His growl didn't have the desired effect. She leaned over him, a gleaming strand of auburn curling over the swell of her bodice.
"It's raining. I can't leave 'til the storm's over." She sounded apologetic. "Besides, you saved me and Valentine."
Christ.
Now he had a babe in bloomers batting eyes at him, thinking he was some kind of hero.
"I always stable Valentine during storms," she prattled on. "He's afraid of thunder."
"Well, I'm not. Go away."
Her palm, smelling faintly of leather, hovered, trembled, then resolutely touched his brow. He wondered if she was ornery or just hard of hearing.
"I sure wish Talking Raven was here," she murmured, reaching next for his ribcage. "She always knows what to do."
He flinched, grabbing her wrist. "What the hell are you doing?"
She blinked at him.
Green eyes,
he noted fleetingly.
Curious and innocent.
"Seeing what hurts."
"You don't listen so good."
"Oh. Did you already tell me?"
"Look." He struggled to sit again. "I'm a bad man. An evil man. And if you don't get away from me, you're going to regret it."
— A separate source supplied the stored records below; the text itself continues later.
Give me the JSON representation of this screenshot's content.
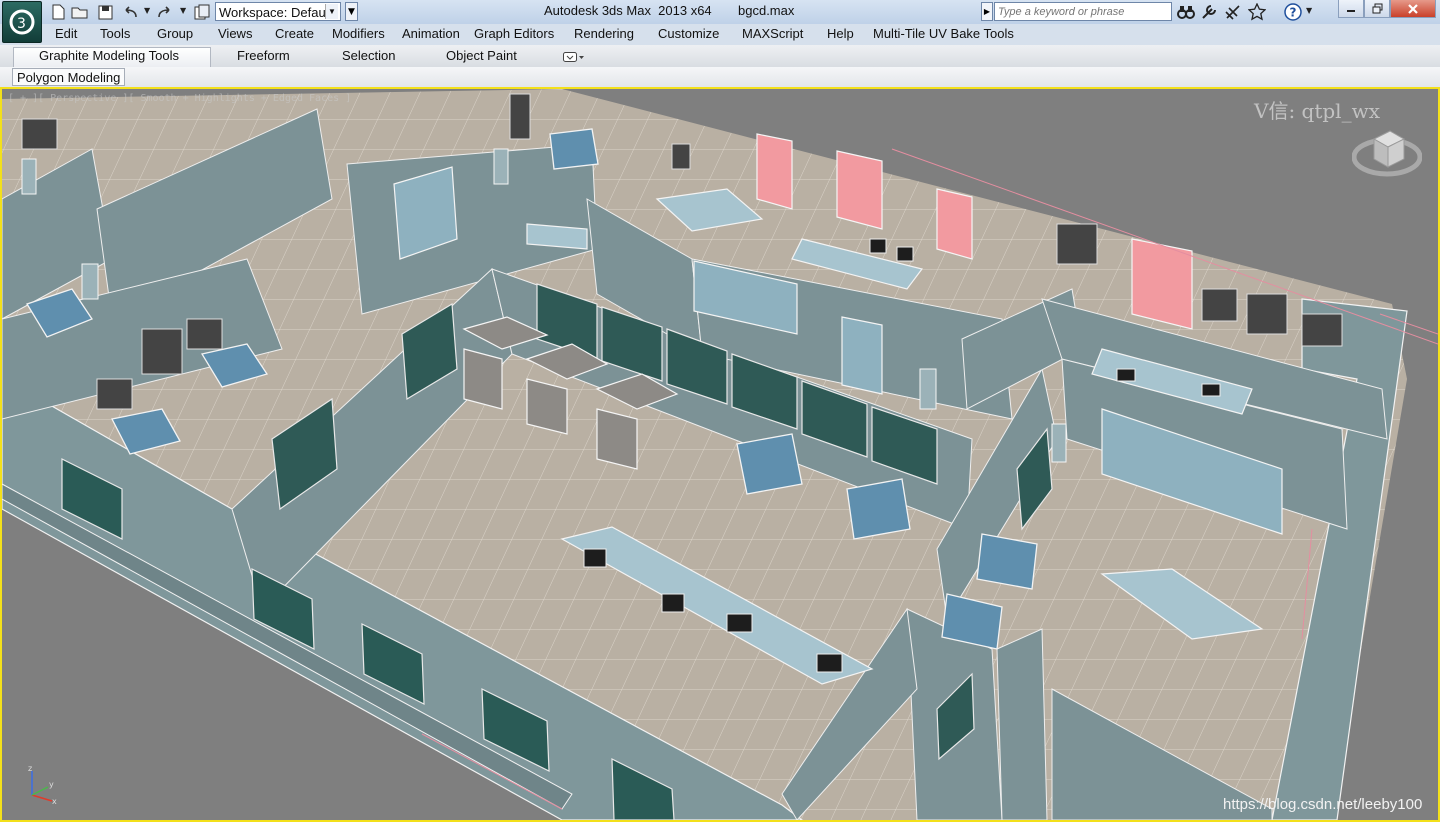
{
  "titlebar": {
    "workspace_label": "Workspace: Default",
    "app_title": "Autodesk 3ds Max  2013 x64",
    "file_name": "bgcd.max",
    "search_placeholder": "Type a keyword or phrase"
  },
  "menu": [
    "Edit",
    "Tools",
    "Group",
    "Views",
    "Create",
    "Modifiers",
    "Animation",
    "Graph Editors",
    "Rendering",
    "Customize",
    "MAXScript",
    "Help",
    "Multi-Tile UV Bake Tools"
  ],
  "ribbon": {
    "tabs": [
      "Graphite Modeling Tools",
      "Freeform",
      "Selection",
      "Object Paint"
    ],
    "active_tab": "Graphite Modeling Tools",
    "panel": "Polygon Modeling"
  },
  "viewport": {
    "label": "[ + ][ Perspective ][ Smooth + Highlights + Edged Faces ]",
    "watermark": "V信: qtpl_wx",
    "credit": "https://blog.csdn.net/leeby100",
    "axis": {
      "x": "x",
      "y": "y",
      "z": "z"
    }
  },
  "colors": {
    "accent_border": "#f3e01a",
    "wall": "#7c9296",
    "floor": "#b7ada0",
    "glass": "#2f5a56",
    "furniture": "#5e8aa6",
    "pink_window": "#f29aa0"
  },
  "icons": [
    "app-logo-icon",
    "new-file-icon",
    "open-file-icon",
    "save-icon",
    "undo-icon",
    "redo-icon",
    "project-folder-icon",
    "binoculars-icon",
    "tools-icon",
    "satellite-icon",
    "star-icon",
    "help-icon",
    "minimize-icon",
    "restore-icon",
    "close-icon",
    "viewcube-icon"
  ]
}
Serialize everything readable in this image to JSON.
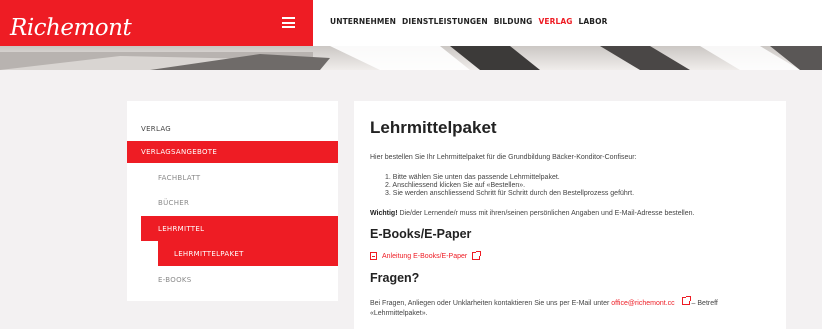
{
  "brand": {
    "logo": "Richemont",
    "accent": "#ee1c24"
  },
  "header": {
    "nav": [
      {
        "label": "UNTERNEHMEN",
        "active": false
      },
      {
        "label": "DIENSTLEISTUNGEN",
        "active": false
      },
      {
        "label": "BILDUNG",
        "active": false
      },
      {
        "label": "VERLAG",
        "active": true
      },
      {
        "label": "LABOR",
        "active": false
      }
    ]
  },
  "sidebar": {
    "items": [
      {
        "label": "VERLAG"
      },
      {
        "label": "VERLAGSANGEBOTE"
      },
      {
        "label": "FACHBLATT"
      },
      {
        "label": "BÜCHER"
      },
      {
        "label": "LEHRMITTEL"
      },
      {
        "label": "LEHRMITTELPAKET"
      },
      {
        "label": "E-BOOKS"
      }
    ]
  },
  "main": {
    "title": "Lehrmittelpaket",
    "intro": "Hier bestellen Sie Ihr Lehrmittelpaket für die Grundbildung Bäcker-Konditor-Confiseur:",
    "steps": [
      "1. Bitte wählen Sie unten das passende Lehrmittelpaket.",
      "2. Anschliessend klicken Sie auf «Bestellen».",
      "3. Sie werden anschliessend Schritt für Schritt durch den Bestellprozess geführt."
    ],
    "hint_bold": "Wichtig!",
    "hint_text": " Die/der Lernende/r muss mit ihren/seinen persönlichen Angaben und E-Mail-Adresse bestellen.",
    "ebooks_heading": "E-Books/E-Paper",
    "ebooks_link": "Anleitung E-Books/E-Paper",
    "questions_heading": "Fragen?",
    "contact_before": "Bei Fragen, Anliegen oder Unklarheiten kontaktieren Sie uns per E-Mail unter ",
    "contact_email": "office@richemont.cc",
    "contact_after": " – Betreff",
    "contact_subject": "«Lehrmittelpaket»."
  }
}
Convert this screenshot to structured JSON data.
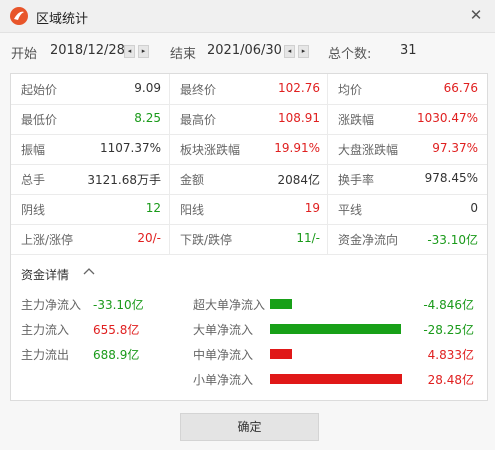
{
  "window": {
    "title": "区域统计",
    "close_glyph": "✕",
    "icons": [
      "app-logo-icon",
      "close-icon"
    ]
  },
  "range": {
    "start_label": "开始",
    "start_value": "2018/12/28",
    "end_label": "结束",
    "end_value": "2021/06/30",
    "count_label": "总个数:",
    "count_value": "31",
    "left_arrow": "◂",
    "right_arrow": "▸"
  },
  "colors": {
    "red": "#e02020",
    "green": "#1a9a1a",
    "bar_green": "#18a018",
    "bar_red": "#e01818"
  },
  "stats": {
    "row1": [
      {
        "label": "起始价",
        "value": "9.09",
        "color": "black"
      },
      {
        "label": "最终价",
        "value": "102.76",
        "color": "red"
      },
      {
        "label": "均价",
        "value": "66.76",
        "color": "red"
      }
    ],
    "row2": [
      {
        "label": "最低价",
        "value": "8.25",
        "color": "green"
      },
      {
        "label": "最高价",
        "value": "108.91",
        "color": "red"
      },
      {
        "label": "涨跌幅",
        "value": "1030.47%",
        "color": "red"
      }
    ],
    "row3": [
      {
        "label": "振幅",
        "value": "1107.37%",
        "color": "black"
      },
      {
        "label": "板块涨跌幅",
        "value": "19.91%",
        "color": "red"
      },
      {
        "label": "大盘涨跌幅",
        "value": "97.37%",
        "color": "red"
      }
    ],
    "row4": [
      {
        "label": "总手",
        "value": "3121.68万手",
        "color": "black"
      },
      {
        "label": "金额",
        "value": "2084亿",
        "color": "black"
      },
      {
        "label": "换手率",
        "value": "978.45%",
        "color": "black"
      }
    ],
    "row5": [
      {
        "label": "阴线",
        "value": "12",
        "color": "green"
      },
      {
        "label": "阳线",
        "value": "19",
        "color": "red"
      },
      {
        "label": "平线",
        "value": "0",
        "color": "black"
      }
    ],
    "row6": [
      {
        "label": "上涨/涨停",
        "value": "20/-",
        "color": "red"
      },
      {
        "label": "下跌/跌停",
        "value": "11/-",
        "color": "green"
      },
      {
        "label": "资金净流向",
        "value": "-33.10亿",
        "color": "green"
      }
    ]
  },
  "fund": {
    "title": "资金详情",
    "toggle_icon": "chevron-up-icon",
    "main_flow": [
      {
        "label": "主力净流入",
        "value": "-33.10亿",
        "color": "green"
      },
      {
        "label": "主力流入",
        "value": "655.8亿",
        "color": "red"
      },
      {
        "label": "主力流出",
        "value": "688.9亿",
        "color": "green"
      }
    ],
    "orders": [
      {
        "label": "超大单净流入",
        "value": "-4.846亿",
        "color": "green",
        "amount": -4.846
      },
      {
        "label": "大单净流入",
        "value": "-28.25亿",
        "color": "green",
        "amount": -28.25
      },
      {
        "label": "中单净流入",
        "value": "4.833亿",
        "color": "red",
        "amount": 4.833
      },
      {
        "label": "小单净流入",
        "value": "28.48亿",
        "color": "red",
        "amount": 28.48
      }
    ]
  },
  "footer": {
    "ok_label": "确定"
  }
}
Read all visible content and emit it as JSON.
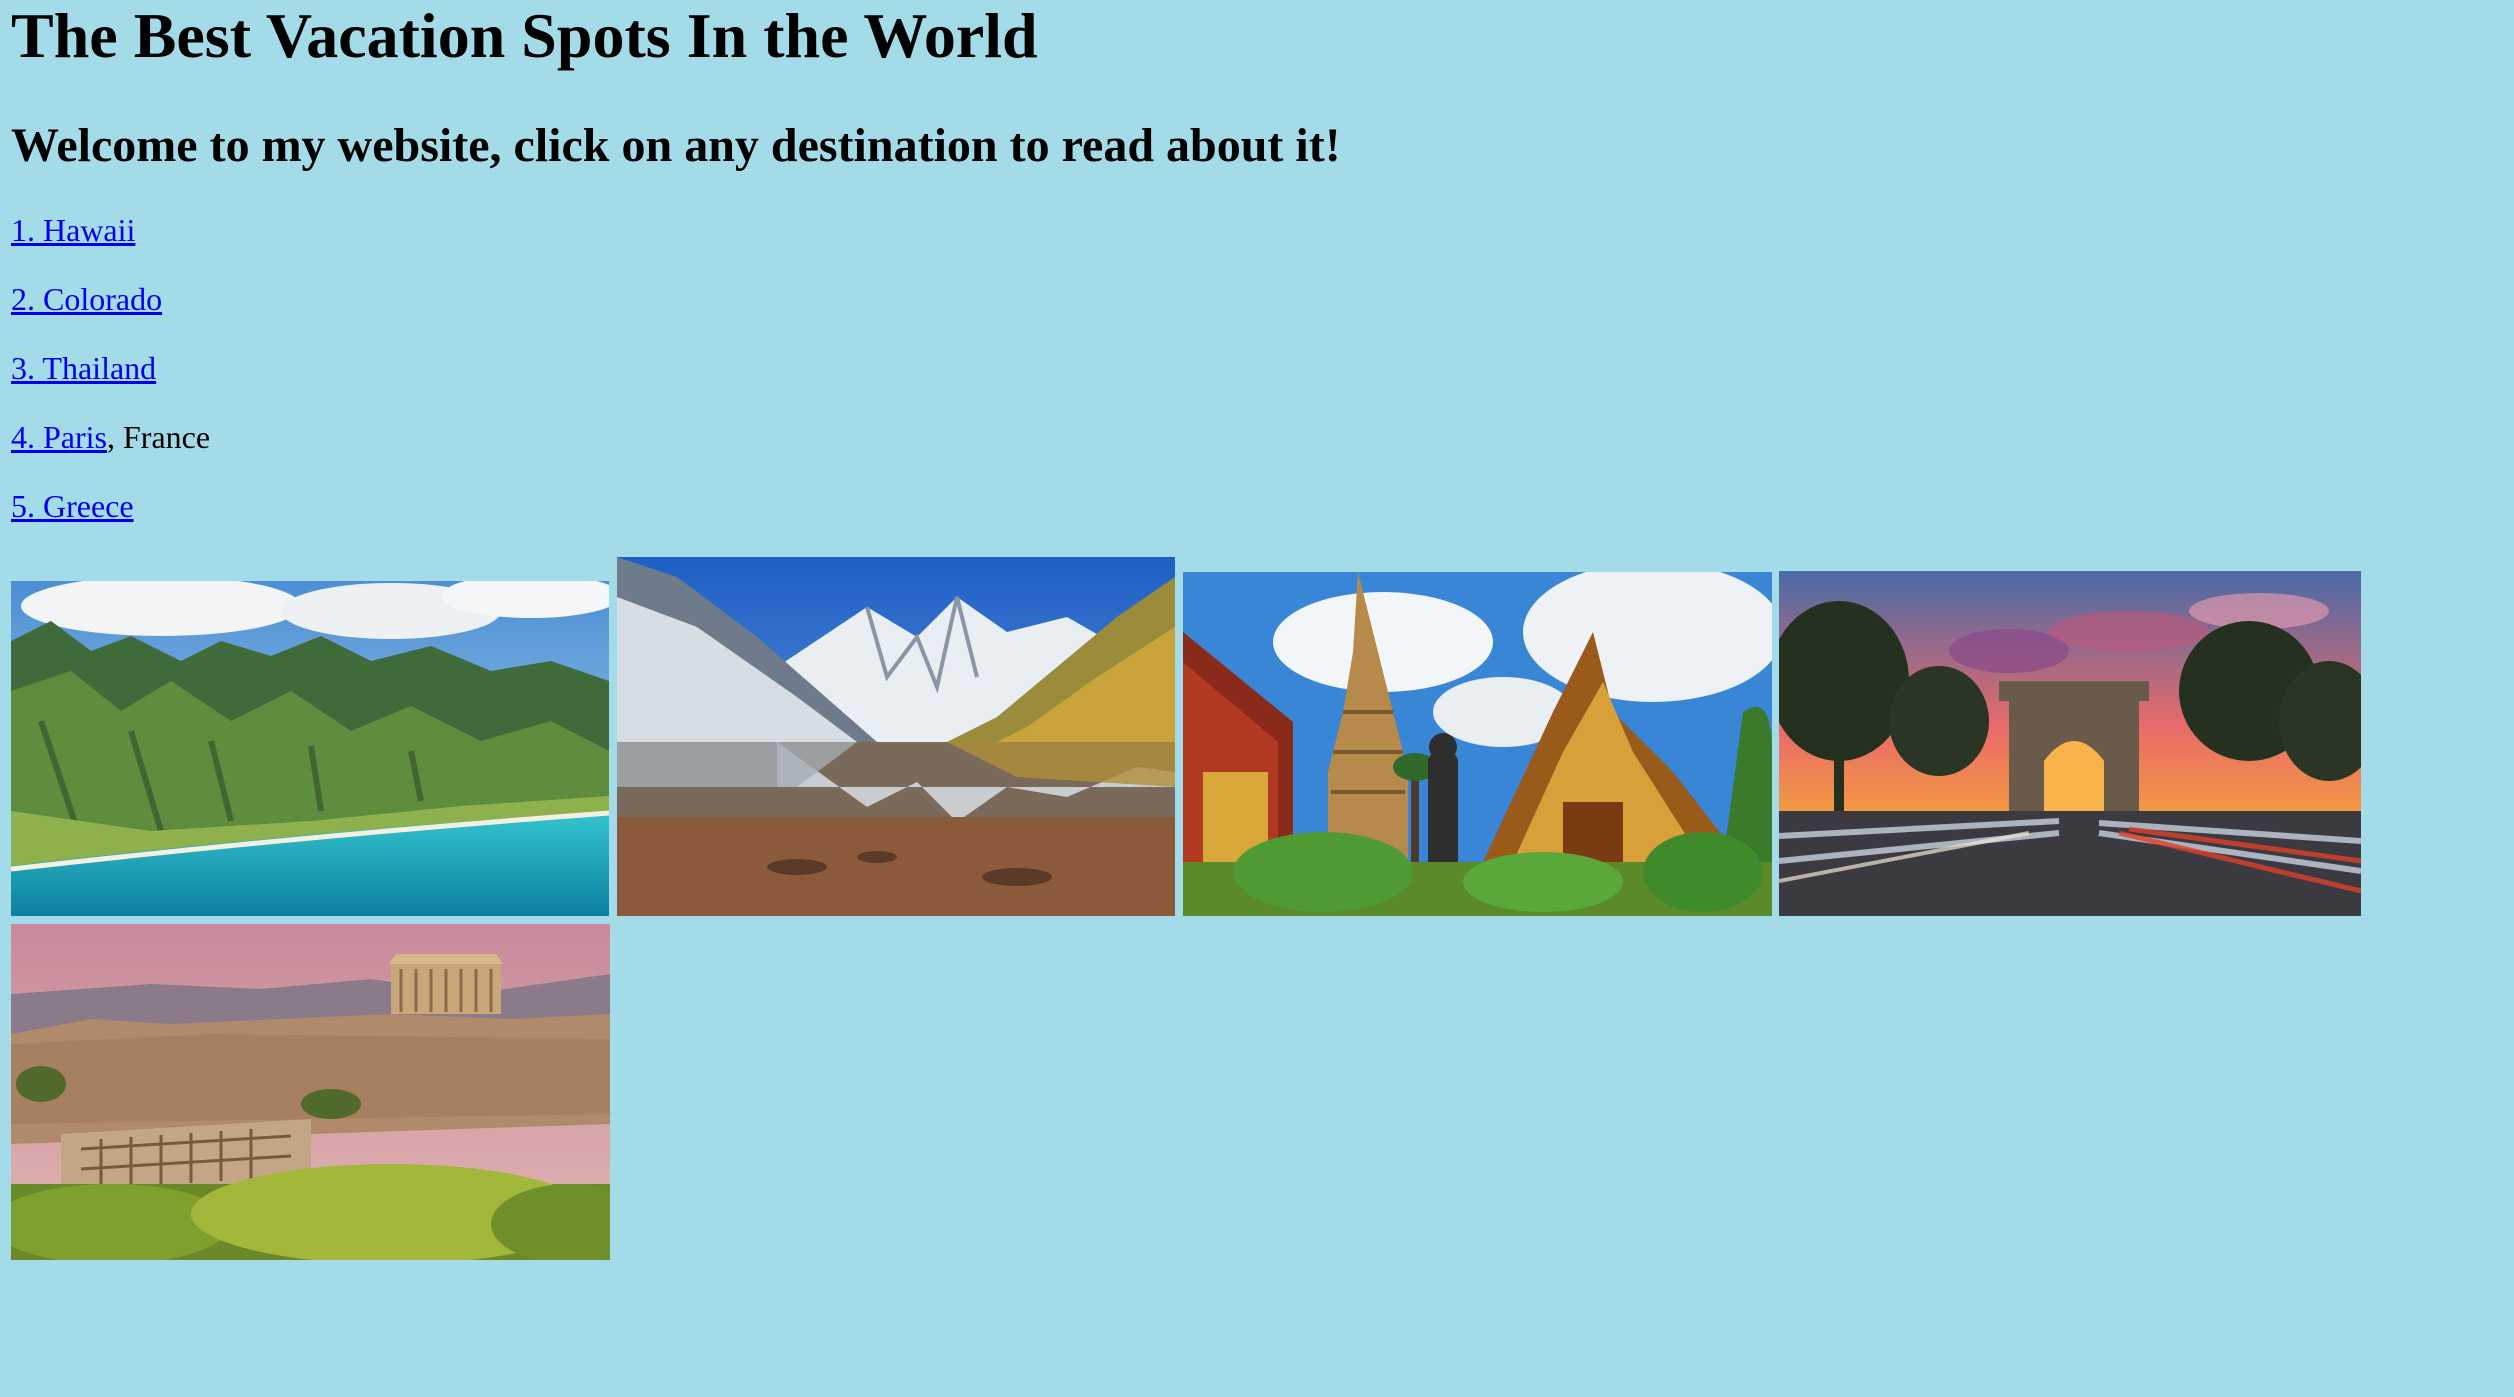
{
  "page": {
    "title": "The Best Vacation Spots In the World",
    "subtitle": "Welcome to my website, click on any destination to read about it!"
  },
  "destinations": [
    {
      "link_text": "1. Hawaii",
      "suffix": ""
    },
    {
      "link_text": "2. Colorado",
      "suffix": ""
    },
    {
      "link_text": "3. Thailand",
      "suffix": ""
    },
    {
      "link_text": "4. Paris",
      "suffix": ", France"
    },
    {
      "link_text": "5. Greece",
      "suffix": ""
    }
  ],
  "images": [
    {
      "subject": "hawaii-coastline"
    },
    {
      "subject": "colorado-maroon-bells"
    },
    {
      "subject": "thailand-temple"
    },
    {
      "subject": "paris-arc-de-triomphe"
    },
    {
      "subject": "greece-acropolis"
    }
  ],
  "colors": {
    "background": "#a4dbe8",
    "link": "#0000ee",
    "text": "#000000"
  }
}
"Papa says there's no such thing as evil men. Just frightened ones."
Michael narrowed his eyes at this addlepated logic. "Where is your father?"
"Back at the wagon by now. Probably."
"Probably?"
She nodded, and something dusky dimmed her gaze. "The hotel wouldn't let Talking Raven have a room."
Michael ran a hand through his hair, found a tender spot, and winced. His head hurt. Every blasted inch of his body hurt. And her insistence that ravens talked wasn't making the least bit of sense—but maybe his rising fever was to blame.
She sat back on her heels, coming to some decision. "Wait here."
Suspiciously, he watched her rise and turn. Russet ringlets cascaded down her sleek little spine; hair ribbons bounced against her shoulders. She had enough patches on her skirt to quilt a blanket; still, she didn't have the manner of a cracker. And her accent wasn't southern white trash, either. He wondered fleetingly where she came from. Not this Tennessee border town, that was certain.
"I'm back."
He started. Had he dozed? She was standing above him again, streams of golden light radiating from her hair and shoulders. He blinked at this angelic vision, and she smiled, looking sweeter, purer, and wiser than she had before. The clatter of a bucket at his side shattered the illusion. He heard a snap; something woolly and musty fluttered over his head. The next thing he knew, she was kneeling, tucking a horse blanket around him.